International Journal of Clinical and Experimental Pathology | Year: 2014
Histomorphology remains a powerful routine evaluating intestinal inflammation in animal models. Emphasizing the focus of a given animal study, histopathology can overstate differences between established models. We aimed to systematize histopathological evaluation of intestinal inflammation in mouse models facilitating inter-study comparisons. Samples of all parts of the intestinal tract from well-established mouse models of intestinal inflammation were evaluated from hematoxylin/eosin-stained sections and specific observations confirmed by subsequent immunohistochemistry. Three main categories sufficiently reflected the severity of histopathology independent of the localization and the overall extent of an inflammation: (i) quality and dimension of inflammatory cell infiltrates, (ii) epithelial changes and (iii) overall mucosal architecture. Scoring schemata were defined along specified criteria for each of the three categories. The direction of the initial hit proved crucial for the comparability of histological changes. Chemical noxes, infection with intestinal parasites or other models where the barrier was disturbed from outside, the luminal side, showed high levels of similarity and distinct differences to changes in the intestinal balance resulting from inside events like altered cytokine responses or disruption of the immune cell homeostasis. With a high degree of generalisation and maximum scores from 4-8 suitable scoring schemata accounted specific histopathological hallmarks.
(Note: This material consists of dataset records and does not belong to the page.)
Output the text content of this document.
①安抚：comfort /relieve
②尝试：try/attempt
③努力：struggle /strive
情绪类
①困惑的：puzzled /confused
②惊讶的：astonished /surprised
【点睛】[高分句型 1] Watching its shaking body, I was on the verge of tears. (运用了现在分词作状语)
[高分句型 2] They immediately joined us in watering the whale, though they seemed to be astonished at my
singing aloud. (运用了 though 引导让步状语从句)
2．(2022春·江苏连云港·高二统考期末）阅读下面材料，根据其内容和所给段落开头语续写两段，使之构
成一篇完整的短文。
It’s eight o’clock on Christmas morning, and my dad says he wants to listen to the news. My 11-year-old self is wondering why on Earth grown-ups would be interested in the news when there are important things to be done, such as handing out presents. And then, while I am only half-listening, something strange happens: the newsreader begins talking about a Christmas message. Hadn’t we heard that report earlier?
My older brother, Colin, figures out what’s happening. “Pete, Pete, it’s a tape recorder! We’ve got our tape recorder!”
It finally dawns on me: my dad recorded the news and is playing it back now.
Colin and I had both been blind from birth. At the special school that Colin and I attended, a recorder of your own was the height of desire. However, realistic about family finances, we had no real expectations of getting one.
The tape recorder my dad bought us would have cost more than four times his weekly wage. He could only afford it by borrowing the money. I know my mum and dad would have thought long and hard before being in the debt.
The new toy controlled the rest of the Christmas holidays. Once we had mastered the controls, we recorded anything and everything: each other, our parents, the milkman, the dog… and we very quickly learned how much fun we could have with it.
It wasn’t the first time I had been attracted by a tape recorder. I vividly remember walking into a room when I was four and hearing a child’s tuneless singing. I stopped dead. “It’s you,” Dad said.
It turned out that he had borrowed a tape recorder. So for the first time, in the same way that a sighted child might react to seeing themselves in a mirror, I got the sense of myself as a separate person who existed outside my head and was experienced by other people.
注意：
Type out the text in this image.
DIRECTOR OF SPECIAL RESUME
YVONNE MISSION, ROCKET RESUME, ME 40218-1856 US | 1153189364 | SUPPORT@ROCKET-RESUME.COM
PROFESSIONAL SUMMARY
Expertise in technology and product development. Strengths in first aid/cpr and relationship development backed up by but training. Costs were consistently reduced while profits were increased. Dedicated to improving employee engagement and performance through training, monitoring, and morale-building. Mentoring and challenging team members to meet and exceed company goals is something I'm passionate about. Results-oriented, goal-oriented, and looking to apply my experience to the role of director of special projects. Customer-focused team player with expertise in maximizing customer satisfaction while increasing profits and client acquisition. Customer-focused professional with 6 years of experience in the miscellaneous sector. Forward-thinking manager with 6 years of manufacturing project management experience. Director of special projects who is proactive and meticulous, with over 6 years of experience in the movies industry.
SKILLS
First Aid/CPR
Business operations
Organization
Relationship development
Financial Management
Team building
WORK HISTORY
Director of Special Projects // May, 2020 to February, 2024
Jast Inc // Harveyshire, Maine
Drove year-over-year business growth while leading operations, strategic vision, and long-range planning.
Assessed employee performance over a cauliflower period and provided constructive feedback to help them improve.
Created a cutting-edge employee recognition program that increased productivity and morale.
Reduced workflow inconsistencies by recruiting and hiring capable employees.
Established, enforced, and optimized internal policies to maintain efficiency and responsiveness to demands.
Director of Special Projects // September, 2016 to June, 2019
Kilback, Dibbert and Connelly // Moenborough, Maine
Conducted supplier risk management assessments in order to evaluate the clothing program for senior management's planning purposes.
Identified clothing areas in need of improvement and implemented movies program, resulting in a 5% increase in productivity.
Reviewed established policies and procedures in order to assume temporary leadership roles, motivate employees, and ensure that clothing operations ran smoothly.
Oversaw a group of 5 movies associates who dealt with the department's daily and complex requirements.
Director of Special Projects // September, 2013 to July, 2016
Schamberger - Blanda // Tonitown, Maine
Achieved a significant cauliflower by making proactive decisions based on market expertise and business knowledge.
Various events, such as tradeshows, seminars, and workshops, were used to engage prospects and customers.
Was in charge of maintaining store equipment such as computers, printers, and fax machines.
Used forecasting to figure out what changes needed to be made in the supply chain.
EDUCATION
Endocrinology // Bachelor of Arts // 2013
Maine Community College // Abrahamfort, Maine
Truly integrating demands and experiences of gastroenterologists, mouse researchers, microbiologists and pathologists we provide an easy-to-use guideline evaluating histomorphology in mouse models of intestinal inflammation. Standard criteria and definitions facilitate classification and rating of new relevant models, allow comparison in animal studies and transfer of functional findings to comparable histopathologies in human disease.